Vu les autres pièces du dossier ;
Vu :
- le code de justice administrative ;
Vu la décision par laquelle la présidente du tribunal a désigné M. Bertolo, premier conseiller, pour statuer sur les demandes de référé.
Considérant ce qui suit :
1. Aux termes de l’article L. 521-3 du code de justice administrative : « En cas d’urgence et sur simple requête qui sera recevable même en l’absence de décision administrative préalable, le juge des référés peut ordonner toutes autres mesures utiles sans faire obstacle à l’exécution d’aucune décision administrative. ». En vertu de l’article L. 522-3 du même code, le juge des référés peut, par une ordonnance motivée, rejeter une requête sans instruction ni audience lorsque la condition d’urgence n’est pas remplie ou lorsqu’il apparaît manifeste, au vu de la demande, que celle-ci ne relève pas de la compétence de la juridiction administrative, qu’elle est irrecevable ou qu’elle est mal fondée.
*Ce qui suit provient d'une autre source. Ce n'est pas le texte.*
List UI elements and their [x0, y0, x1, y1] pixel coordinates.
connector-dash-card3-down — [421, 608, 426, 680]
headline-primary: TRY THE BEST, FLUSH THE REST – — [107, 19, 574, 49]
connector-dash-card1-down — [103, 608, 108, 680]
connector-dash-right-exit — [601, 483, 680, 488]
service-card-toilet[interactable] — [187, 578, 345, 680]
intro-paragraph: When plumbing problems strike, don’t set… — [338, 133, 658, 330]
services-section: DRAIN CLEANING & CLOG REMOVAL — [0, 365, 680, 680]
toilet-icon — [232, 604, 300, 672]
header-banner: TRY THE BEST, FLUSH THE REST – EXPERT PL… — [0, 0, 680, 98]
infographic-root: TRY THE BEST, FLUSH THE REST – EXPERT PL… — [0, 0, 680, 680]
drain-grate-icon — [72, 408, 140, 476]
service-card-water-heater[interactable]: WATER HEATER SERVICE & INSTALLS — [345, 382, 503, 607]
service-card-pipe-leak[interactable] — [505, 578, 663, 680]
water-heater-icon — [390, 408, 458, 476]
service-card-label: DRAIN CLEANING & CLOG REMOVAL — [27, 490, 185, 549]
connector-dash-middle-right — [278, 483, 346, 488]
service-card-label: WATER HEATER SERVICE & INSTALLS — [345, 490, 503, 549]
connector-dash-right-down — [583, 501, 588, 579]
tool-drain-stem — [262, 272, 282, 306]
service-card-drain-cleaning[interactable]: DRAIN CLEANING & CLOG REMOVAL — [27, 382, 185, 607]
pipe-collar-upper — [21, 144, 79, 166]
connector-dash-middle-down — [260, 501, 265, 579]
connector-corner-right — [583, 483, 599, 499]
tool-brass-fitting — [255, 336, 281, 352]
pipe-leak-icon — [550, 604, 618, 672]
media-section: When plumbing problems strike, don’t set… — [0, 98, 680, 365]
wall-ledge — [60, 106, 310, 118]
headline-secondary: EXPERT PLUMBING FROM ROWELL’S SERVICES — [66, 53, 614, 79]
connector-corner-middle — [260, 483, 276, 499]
2. Saisi sur le fondement de l’article L. 521-3 du code de justice administrative d’une demande qui n’est pas manifestement insusceptible de se rattacher à un litige relevant de la compétence du juge administratif, le juge des référés peut prescrire, à des fins conservatoires ou à titre provisoire, toutes mesures que l'urgence justifie, notamment sous forme d’injonctions adressées à l'administration, à la condition que ces mesures soient utiles et ne se heurtent à aucune contestation sérieuse. En raison du caractère subsidiaire du référé régi par ces dispositions, le juge saisi sur ce fondement ne peut prescrire les mesures qui lui sont demandées lorsque leurs effets pourraient être obtenus par les procédures de référé régies par les articles L. 521-1 et L 521-2. Enfin, il ne saurait faire obstacle à l’exécution d’une décision administrative, même celle refusant la mesure demandée, à moins qu’il ne s’agisse de prévenir un péril grave.
3. En l’espèce, si M. A... sollicite un aménagement de ses conditions de détention, il résulte de l’instruction que le ministre de la justice a décidé le 1er octobre 2025 de prolonger la mesure d’isolement dont il fait l’objet jusqu’au 1er janvier 2026. Cette décision fait obstacle aux demandes présentées par M. A..., lequel ne fait valoir aucun péril grave.
4. Il résulte de ce qui précède que la requête de M. A... est manifestement mal fondée et doit être rejetée dans toutes ses conclusions, en application de l’article L. 522-3 du code de justice administrative.
ORDONNE :
Article 1er : La requête de M. A... est rejetée.
Article 2 : La présente ordonnance sera notifiée à M. B... A....
Fait à Lyon, le 10 décembre 2025.
Le juge des référés,
C. Bertolo
La République mande et ordonne au garde des sceaux, ministre de la justice, en ce qui le concerne ou à tous commissaires de justice à ce requis en ce qui concerne les voies de droit commun contre les parties privées, de pourvoir à l'exécution de la présente décision.